During the course of an immune response, CD4+ T helper cells identify invading pathogens, proliferate, and secrete cytokines to aid in immune-mediated clearance of infection.  This results in an initial expansion of effector CD4+ T cells at the peak of infection. These effector cells are divided into a number of subsets that each coordinate specialized activities as part of a pathogen-specific immune response.

As pathogen is eliminated, the number of effector CD4+ T cells is reduced to avoid potential autoimmunity. During this contraction phase, long-lived CD4+ T cells termed ‘memory’ T cells survive from the effector pool to respond more quickly and robustly to repeated encounters with the same pathogen. This effector-to-memory transition is required for the generation of both naturally occurring and vaccine-induced long-term immunity.

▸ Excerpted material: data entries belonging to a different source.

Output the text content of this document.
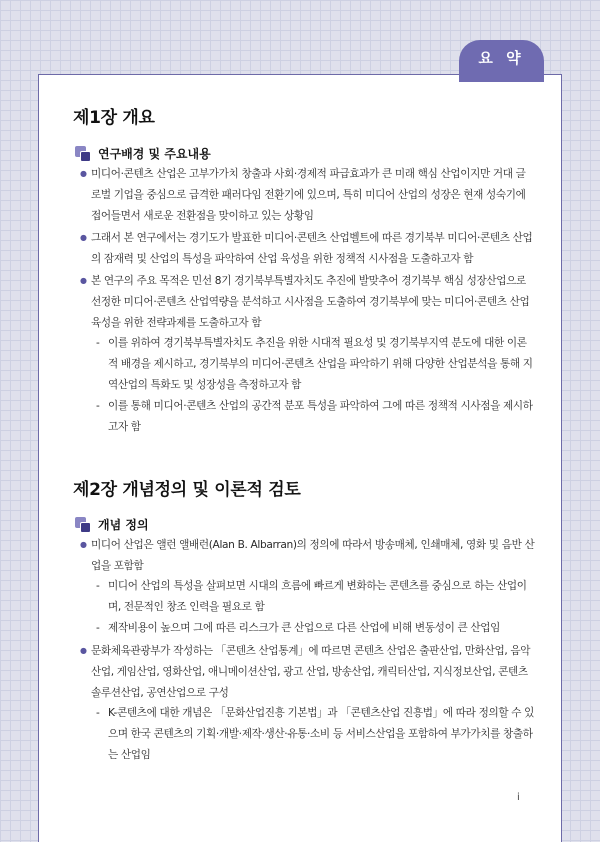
요 약
제1장 개요
연구배경 및 주요내용
● 미디어·콘텐츠 산업은 고부가가치 창출과 사회·경제적 파급효과가 큰 미래 핵심 산업이지만 거대 글로벌 기업을 중심으로 급격한 패러다임 전환기에 있으며, 특히 미디어 산업의 성장은 현재 성숙기에 접어들면서 새로운 전환점을 맞이하고 있는 상황임
● 그래서 본 연구에서는 경기도가 발표한 미디어·콘텐츠 산업벨트에 따른 경기북부 미디어·콘텐츠 산업의 잠재력 및 산업의 특성을 파악하여 산업 육성을 위한 정책적 시사점을 도출하고자 함
● 본 연구의 주요 목적은 민선 8기 경기북부특별자치도 추진에 발맞추어 경기북부 핵심 성장산업으로 선정한 미디어·콘텐츠 산업역량을 분석하고 시사점을 도출하여 경기북부에 맞는 미디어·콘텐츠 산업 육성을 위한 전략과제를 도출하고자 함
- 이를 위하여 경기북부특별자치도 추진을 위한 시대적 필요성 및 경기북부지역 분도에 대한 이론적 배경을 제시하고, 경기북부의 미디어·콘텐츠 산업을 파악하기 위해 다양한 산업분석을 통해 지역산업의 특화도 및 성장성을 측정하고자 함
- 이를 통해 미디어·콘텐츠 산업의 공간적 분포 특성을 파악하여 그에 따른 정책적 시사점을 제시하고자 함
제2장 개념정의 및 이론적 검토
개념 정의
● 미디어 산업은 앨런 앨배런(Alan B. Albarran)의 정의에 따라서 방송매체, 인쇄매체, 영화 및 음반 산업을 포함함
- 미디어 산업의 특성을 살펴보면 시대의 흐름에 빠르게 변화하는 콘텐츠를 중심으로 하는 산업이며, 전문적인 창조 인력을 필요로 함
- 제작비용이 높으며 그에 따른 리스크가 큰 산업으로 다른 산업에 비해 변동성이 큰 산업임
● 문화체육관광부가 작성하는 「콘텐츠 산업통계」에 따르면 콘텐츠 산업은 출판산업, 만화산업, 음악산업, 게임산업, 영화산업, 애니메이션산업, 광고 산업, 방송산업, 캐릭터산업, 지식정보산업, 콘텐츠솔루션산업, 공연산업으로 구성
- K-콘텐츠에 대한 개념은 「문화산업진흥 기본법」과 「콘텐츠산업 진흥법」에 따라 정의할 수 있으며 한국 콘텐츠의 기획·개발·제작·생산·유통·소비 등 서비스산업을 포함하여 부가가치를 창출하는 산업임
i
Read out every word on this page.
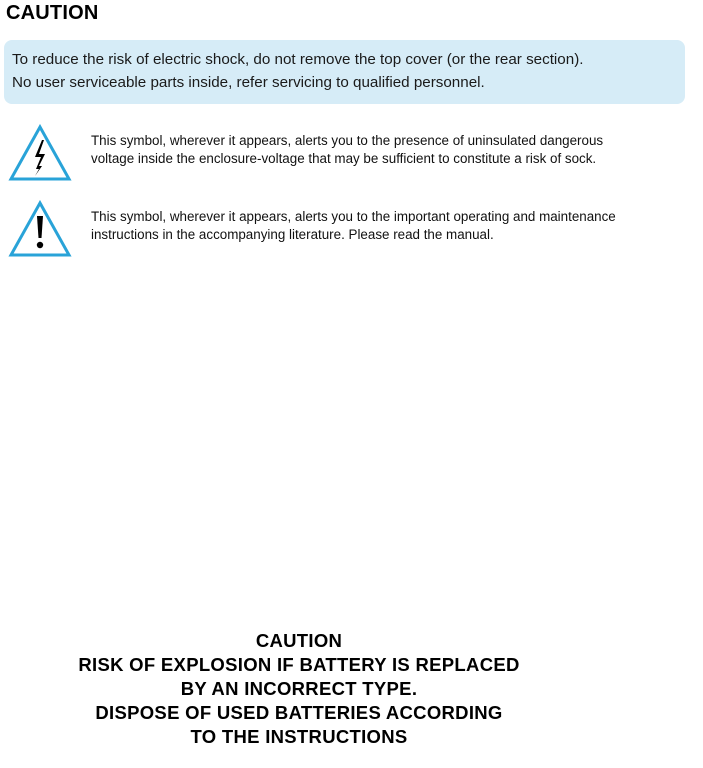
CAUTION
To reduce the risk of electric shock, do not remove the top cover (or the rear section).
No user serviceable parts inside, refer servicing to qualified personnel.
This symbol, wherever it appears, alerts you to the presence of uninsulated dangerous
voltage inside the enclosure-voltage that may be sufficient to constitute a risk of sock.
This symbol, wherever it appears, alerts you to the important operating and maintenance
instructions in the accompanying literature. Please read the manual.
CAUTION
RISK OF EXPLOSION IF BATTERY IS REPLACED
BY AN INCORRECT TYPE.
DISPOSE OF USED BATTERIES ACCORDING
TO THE INSTRUCTIONS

The importance of both effector and memory T cell populations to human health has led to intense interest in elucidating the molecular mechanisms responsible for regulating their differentiation and function. The major goal of the Oestreich laboratory’s molecular immunology research program is to understand how cell-extrinsic cytokine signals and downstream transcription factor activities are integrated to properly regulate the differentiation and function of CD4+ T helper cell populations.  This work is significant, as our findings have the potential to  inform more specific and selective manipulation of T cell-mediated immune responses, both advancing strategies to improve vaccine efficacy and influencing the rational design of novel immunotherapeutic approaches to treat human disease.

Active research areas within the Oestreich Laboratory Include:

  1. Identifying novel regulatory pathways underlying effector and memory T cell immune responses.
  2. Defining the role of Ikaros zinc finger transcription factors in regulating T cell differentiation and function.
  3. Identifying novel roles for a lymphocyte-associated transcriptional complex in promoting lymphocyte mimicry and cancer metastasis.